Nathalie Villeneuve, directrice de la bibliothèque de l’UQAC, a entamé le processus pour redéfinir cet espace très utilisé par les étudiants et les professeurs, avec la conception d’un plan directeur.

La bibliothèque de l’UQAC mise à la page

La bibliothèque de l’Université du Québec à Chicoutimi (UQAC) sera mise à la page, au cours des prochaines années, avec le lancement d’un appel d’offres visant la confection d’un plan directeur architectural.

Selon Nathalie Villeneuve, directrice de la bibliothèque d’une superficie de 4500 mètres carrés répartie sur deux étages et qui compte 400 000 objets physiques, a besoin d’être mise au goût du jour, d’autant plus que l’été prochain, les étudiants et professeurs auront accès à des millions de documents supplémentaires.

À la suite de l’annonce faite le 11 octobre par le Bureau de coopération universitaire, dans le cadre du Partenariat des bibliothèques universitaires, les ouvrages des 18 bibliothèques universitaires du Québec pourront être accessibles plus facilement aux usagers. « Présentement, les éditeurs de publications scientifiques ont le gros bout du bâton en exigeant de grands frais d’abonnement.

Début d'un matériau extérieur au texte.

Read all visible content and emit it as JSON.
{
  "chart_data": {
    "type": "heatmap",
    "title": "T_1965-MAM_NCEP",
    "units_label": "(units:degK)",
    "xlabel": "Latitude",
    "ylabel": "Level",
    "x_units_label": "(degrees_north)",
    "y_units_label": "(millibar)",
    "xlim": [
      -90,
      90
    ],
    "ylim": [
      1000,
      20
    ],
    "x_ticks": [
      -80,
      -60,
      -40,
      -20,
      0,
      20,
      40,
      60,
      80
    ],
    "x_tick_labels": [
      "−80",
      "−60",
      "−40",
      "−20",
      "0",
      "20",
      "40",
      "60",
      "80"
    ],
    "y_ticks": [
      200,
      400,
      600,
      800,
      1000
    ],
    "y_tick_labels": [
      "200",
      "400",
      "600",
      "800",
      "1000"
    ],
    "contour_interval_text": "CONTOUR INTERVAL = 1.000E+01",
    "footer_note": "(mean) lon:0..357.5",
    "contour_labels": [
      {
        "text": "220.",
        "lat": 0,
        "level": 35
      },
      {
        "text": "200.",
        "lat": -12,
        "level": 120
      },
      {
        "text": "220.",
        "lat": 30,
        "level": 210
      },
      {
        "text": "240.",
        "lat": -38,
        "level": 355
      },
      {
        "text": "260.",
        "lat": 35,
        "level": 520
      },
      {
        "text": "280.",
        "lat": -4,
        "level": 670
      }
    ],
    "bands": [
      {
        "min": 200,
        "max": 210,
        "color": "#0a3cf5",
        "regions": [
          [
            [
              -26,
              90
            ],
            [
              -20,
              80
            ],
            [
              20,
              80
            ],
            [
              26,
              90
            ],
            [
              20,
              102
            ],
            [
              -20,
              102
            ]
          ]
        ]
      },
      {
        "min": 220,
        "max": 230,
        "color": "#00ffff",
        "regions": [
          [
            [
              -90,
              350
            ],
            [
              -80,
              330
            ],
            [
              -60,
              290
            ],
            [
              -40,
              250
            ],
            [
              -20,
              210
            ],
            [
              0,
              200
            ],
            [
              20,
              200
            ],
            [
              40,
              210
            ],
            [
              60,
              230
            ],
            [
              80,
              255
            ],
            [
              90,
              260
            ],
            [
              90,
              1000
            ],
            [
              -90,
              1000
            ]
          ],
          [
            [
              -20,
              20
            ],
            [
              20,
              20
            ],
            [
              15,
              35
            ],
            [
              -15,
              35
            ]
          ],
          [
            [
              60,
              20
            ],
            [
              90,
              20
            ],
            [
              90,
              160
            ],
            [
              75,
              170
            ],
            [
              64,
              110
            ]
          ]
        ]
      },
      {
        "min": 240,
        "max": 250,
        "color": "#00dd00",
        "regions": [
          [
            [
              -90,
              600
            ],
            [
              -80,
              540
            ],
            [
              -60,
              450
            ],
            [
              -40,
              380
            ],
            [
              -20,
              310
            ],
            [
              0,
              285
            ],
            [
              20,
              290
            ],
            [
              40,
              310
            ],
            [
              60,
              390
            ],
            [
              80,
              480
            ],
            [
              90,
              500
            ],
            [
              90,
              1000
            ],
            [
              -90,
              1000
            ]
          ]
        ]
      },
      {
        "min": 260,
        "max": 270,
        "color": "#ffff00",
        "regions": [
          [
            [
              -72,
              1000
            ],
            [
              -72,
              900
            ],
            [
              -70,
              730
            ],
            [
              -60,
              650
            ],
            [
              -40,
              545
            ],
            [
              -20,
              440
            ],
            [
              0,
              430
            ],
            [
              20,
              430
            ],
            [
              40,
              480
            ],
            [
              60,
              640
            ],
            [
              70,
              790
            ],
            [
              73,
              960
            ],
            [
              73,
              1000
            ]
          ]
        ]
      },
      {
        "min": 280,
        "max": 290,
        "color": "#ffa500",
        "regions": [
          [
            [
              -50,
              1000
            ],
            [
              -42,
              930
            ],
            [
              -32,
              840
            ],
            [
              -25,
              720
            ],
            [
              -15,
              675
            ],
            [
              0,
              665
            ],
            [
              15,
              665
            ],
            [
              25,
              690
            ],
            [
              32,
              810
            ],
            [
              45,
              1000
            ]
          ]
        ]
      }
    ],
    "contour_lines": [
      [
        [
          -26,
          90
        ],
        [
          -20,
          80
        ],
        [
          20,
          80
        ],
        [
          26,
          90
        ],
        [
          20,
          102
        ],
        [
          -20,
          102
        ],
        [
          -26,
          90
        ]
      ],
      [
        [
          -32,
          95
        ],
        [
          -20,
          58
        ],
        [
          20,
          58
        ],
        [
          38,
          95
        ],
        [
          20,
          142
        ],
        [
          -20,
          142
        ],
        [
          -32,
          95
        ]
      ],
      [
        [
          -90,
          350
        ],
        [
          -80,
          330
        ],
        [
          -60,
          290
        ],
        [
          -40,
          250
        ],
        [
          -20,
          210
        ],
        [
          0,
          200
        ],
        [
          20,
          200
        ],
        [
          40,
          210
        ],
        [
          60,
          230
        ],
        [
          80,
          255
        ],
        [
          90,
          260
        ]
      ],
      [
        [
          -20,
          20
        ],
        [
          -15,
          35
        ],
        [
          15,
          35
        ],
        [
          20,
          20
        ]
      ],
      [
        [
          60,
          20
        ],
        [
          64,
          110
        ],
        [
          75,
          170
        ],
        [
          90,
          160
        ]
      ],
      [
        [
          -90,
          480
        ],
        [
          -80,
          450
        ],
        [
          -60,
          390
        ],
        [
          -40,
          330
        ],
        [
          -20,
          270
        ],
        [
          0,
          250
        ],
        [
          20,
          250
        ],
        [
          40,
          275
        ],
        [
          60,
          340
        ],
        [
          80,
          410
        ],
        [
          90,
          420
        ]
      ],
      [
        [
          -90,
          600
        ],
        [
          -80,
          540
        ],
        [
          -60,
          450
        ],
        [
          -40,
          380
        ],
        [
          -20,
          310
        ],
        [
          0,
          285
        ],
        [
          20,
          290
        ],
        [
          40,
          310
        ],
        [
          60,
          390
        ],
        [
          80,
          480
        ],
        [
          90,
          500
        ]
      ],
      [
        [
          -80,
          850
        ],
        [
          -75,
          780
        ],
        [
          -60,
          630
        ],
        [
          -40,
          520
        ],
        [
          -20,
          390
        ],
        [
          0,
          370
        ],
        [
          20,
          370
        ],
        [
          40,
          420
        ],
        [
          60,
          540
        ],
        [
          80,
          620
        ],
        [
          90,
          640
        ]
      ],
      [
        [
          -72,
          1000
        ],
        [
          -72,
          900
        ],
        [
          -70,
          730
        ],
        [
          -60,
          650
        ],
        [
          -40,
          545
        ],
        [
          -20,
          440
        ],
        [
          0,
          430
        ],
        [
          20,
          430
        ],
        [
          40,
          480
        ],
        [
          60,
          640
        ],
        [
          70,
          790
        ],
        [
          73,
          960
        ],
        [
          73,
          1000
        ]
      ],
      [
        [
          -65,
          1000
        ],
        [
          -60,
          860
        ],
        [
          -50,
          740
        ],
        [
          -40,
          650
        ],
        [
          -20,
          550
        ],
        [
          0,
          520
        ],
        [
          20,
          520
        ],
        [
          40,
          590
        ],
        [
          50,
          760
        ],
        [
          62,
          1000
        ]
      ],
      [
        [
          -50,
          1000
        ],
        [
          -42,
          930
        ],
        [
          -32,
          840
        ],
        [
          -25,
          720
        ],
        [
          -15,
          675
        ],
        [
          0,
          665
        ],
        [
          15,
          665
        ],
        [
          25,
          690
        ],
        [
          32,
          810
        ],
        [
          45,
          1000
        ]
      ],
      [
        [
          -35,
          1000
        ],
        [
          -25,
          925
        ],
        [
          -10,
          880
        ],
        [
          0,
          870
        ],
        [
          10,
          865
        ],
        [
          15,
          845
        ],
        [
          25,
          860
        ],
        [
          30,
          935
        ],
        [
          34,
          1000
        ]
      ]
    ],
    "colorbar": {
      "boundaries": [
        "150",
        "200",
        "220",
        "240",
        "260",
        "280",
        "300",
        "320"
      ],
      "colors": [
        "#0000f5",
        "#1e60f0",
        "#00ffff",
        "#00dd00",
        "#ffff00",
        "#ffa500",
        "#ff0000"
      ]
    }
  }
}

Ce sont des coûts importants pour nous, d’où l’idée de mettre nos ressources en commun pour profiter d’économies d’échelle », affirme Mme Villeneuve.

Plan directeur

La directrice prévoit qu’en vertu du plan directeur qui sera élaboré, des investissements importants pourraient être réalisés afin de permettre des aménagements cohérents. « Nous disposons d’espaces spécialisés, avec notre salle collaboratrice qui célèbre son premier anniversaire. On veut que la bibliothèque soit un lieu de rencontres, que les gens échangent », précise-t-elle.

Selon elle, le concept de bibliothèque a évolué avec l’entrée en scène de l’Internet et de la numérisation des documents. Parmi les exemples cités, l’époque où le silence absolu dans la bibliothèque devait être observé a laissé place à plus de liberté de parole. Il est aussi permis de grignoter et de boire sur place pour les étudiants et professeurs qui séjournent pendant de longues heures de travail. Des lieux avec silence absolu sont encore requis.

Parmi les lieux qui devraient être les premiers touchés, Mme Villeneuve cite la cartothèque utilisée par les étudiants des programmes de plein air, géographie et sciences de la terre, pour les photographies aériennes. L’amélioration de la luminosité du local et l’ajout de tables surdimensionnées figurent dans le projet d’amélioration, lequel pourrait être mis en branle l’été prochain.

Consultation

Le réaménagement de la bibliothèque ne se fera pas en vase clos, puisque la communauté universitaire sera consultée dans une approche de co-construction. « On va tenter de se brancher sur les besoins des usagers, des chercheurs, qui ont besoin de bien faire connaître leurs travaux dans différentes publications. »

Selon elle, la bibliothèque devrait être un troisième lieu, où les usagers vont pour se référer, dans un environnement propice à la réflexion, mais aussi où ils se sentent bien et en sécurité.

L’ajout d’écrans et d’ordinateurs de consultation devrait même permettre la dispense de cours et la tenue de colloques, une pratique qui a déjà débuté.